There should be some mechanism that can save the bottom 40 percent from risk and then there should be some mechanism that can help them save and invest. The important question is how far these accounts can be used to provide the safety net to these people.

On overdraft as microfinance

The way microfinance functions, it has some very good principles. You have a group and the group has peer pressure and common goals. So the self-help groups (SHG) which are well designed have evidence of higher repayment and higher increase in the income of the poor. If you can provide overdrafts of a substantial value to the SHGs, it can actually work as a cushion.

The purpose of the SHG is to develop a business venture. To have a cushion is in a way good. It can help the SHGs to tide over any crisis in the business cycle. However, just giving overdraft will not solve the problem. If the idea is to help people tide over the business crisis, then we have to think differently.

Banks find it easier to lend to SHGs. Adverse selection and moral hazard is reduced, so they give loans at lower rates. Overdraft also can be used to help these SHGs. But again there should also be enough motivation and incentives to pay back. So the ‘overdraft facility’ has to be designed in a way that it can help the SHGs in their business but at the same time it does not create problems for the banks.
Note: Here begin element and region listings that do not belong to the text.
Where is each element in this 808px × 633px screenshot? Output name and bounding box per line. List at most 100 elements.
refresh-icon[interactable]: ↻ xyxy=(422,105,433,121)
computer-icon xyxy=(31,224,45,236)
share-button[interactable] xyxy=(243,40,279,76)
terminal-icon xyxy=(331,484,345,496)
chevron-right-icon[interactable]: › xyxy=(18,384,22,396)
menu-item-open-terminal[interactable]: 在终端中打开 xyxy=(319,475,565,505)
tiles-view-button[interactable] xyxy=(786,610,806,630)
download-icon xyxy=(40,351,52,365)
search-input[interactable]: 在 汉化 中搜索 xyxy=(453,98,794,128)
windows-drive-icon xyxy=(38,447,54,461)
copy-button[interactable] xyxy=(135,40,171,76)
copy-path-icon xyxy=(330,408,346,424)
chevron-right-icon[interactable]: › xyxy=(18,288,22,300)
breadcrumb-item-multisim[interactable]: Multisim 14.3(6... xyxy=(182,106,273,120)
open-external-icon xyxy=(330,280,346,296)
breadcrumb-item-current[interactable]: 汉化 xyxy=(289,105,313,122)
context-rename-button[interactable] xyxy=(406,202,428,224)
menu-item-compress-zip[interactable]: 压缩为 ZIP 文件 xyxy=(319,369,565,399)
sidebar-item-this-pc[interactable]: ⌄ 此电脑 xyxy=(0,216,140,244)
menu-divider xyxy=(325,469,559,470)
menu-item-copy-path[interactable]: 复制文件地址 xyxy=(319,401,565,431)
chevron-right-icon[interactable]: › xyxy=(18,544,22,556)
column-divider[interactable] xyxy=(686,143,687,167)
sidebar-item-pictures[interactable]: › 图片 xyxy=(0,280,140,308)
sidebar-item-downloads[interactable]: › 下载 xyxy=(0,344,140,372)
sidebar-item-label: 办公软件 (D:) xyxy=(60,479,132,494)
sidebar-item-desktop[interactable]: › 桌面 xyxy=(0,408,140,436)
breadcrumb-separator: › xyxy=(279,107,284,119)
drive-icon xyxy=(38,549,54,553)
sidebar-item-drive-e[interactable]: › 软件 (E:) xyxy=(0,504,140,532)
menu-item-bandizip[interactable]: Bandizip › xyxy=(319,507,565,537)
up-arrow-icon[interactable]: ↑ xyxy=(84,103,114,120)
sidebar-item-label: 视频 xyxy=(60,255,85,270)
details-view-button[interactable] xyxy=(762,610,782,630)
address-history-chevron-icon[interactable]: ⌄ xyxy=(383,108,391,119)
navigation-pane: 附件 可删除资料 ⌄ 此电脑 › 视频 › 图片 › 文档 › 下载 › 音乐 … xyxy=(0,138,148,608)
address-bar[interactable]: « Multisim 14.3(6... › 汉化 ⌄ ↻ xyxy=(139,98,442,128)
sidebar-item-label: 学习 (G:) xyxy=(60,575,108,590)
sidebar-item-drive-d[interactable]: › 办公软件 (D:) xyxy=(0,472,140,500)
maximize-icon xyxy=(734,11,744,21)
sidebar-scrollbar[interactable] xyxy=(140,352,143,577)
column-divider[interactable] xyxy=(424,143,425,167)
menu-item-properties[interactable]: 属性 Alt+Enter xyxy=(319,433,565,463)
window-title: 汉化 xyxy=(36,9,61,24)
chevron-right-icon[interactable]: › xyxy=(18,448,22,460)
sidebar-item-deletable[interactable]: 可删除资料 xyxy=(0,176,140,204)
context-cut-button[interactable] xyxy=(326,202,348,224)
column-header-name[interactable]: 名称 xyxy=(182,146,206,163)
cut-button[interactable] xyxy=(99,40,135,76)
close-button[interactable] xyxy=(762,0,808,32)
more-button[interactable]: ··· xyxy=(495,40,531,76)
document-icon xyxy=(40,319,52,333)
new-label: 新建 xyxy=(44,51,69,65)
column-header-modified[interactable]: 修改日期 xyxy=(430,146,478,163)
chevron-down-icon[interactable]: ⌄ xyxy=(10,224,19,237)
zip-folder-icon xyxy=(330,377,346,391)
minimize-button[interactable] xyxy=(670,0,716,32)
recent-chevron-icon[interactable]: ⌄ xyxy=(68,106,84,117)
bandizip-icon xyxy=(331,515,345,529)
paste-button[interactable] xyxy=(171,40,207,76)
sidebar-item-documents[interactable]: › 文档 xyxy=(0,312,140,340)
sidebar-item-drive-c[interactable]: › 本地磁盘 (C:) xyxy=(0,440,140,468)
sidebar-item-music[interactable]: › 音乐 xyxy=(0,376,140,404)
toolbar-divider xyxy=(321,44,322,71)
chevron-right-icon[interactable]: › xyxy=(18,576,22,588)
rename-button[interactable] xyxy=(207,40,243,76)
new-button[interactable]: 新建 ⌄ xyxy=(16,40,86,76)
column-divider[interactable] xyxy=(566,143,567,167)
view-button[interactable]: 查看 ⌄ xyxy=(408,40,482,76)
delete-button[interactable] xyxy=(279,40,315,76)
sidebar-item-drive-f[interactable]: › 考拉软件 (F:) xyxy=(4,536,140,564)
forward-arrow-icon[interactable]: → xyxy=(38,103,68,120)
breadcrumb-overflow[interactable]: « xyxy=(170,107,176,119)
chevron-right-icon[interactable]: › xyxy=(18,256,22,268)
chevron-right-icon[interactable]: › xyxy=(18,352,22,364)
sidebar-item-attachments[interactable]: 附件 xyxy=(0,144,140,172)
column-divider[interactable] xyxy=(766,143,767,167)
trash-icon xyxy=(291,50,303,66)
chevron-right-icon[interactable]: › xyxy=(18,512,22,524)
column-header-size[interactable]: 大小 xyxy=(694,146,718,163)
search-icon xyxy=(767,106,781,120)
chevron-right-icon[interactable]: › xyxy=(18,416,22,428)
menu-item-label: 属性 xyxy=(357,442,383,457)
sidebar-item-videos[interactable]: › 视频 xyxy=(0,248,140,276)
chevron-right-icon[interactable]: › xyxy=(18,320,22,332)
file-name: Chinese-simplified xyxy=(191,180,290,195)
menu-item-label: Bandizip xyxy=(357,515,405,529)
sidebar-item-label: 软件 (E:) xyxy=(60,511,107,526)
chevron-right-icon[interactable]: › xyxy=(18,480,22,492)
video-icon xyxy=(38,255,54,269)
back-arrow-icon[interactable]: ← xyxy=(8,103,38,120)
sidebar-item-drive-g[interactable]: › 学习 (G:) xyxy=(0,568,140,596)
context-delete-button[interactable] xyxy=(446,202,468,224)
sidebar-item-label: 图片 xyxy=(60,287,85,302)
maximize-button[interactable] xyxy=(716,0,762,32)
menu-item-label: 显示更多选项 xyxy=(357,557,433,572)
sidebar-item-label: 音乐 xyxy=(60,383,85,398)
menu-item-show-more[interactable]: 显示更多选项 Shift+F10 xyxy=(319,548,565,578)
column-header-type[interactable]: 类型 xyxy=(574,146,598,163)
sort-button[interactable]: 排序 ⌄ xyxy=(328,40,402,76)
On viability of the scheme

The onus is primarily on public sector banks to open accounts. There is a cost to opening and maintaining accounts. If people use the accounts it will pan out in a way that will be beneficial for both, people and banks. But if the accounts are going to lie dormant it will, of course, create financial stress.

On revising the BC model framework

There is huge trust deficit for the business correspondents (BCs). In a survey conducted by InterMedia in 2013, it was found that almost 97 percent of the respondents did not trust the BCs. Actually it is a genuine problem. If the person who took your money is absent, then how can you be sure that your money is safe? Currently, there are about 3.3 lakh BCs and this model certainly increases outreach in a more cost-effective way. However, in the long run there should be better incentives. Most BCs are people looking for some additional income. They do not have many incentives to stay in the business for long. On the other hand, moneylenders are always there, available whenever you require them, and people borrow from them despite their hefty charges.

There are no incentives to stay and cultivate business. For a significant number of BCs, the job as a BC is an additional business to supplement an existing income source. Sooner or later the BCs do a cost-benefit analysis and leave the job. It is found that almost 50 percent of the BCs at any given time are missing. The intention and the ideas behind the model are good as you can’t open branches everywhere, but the recipe needs some more work.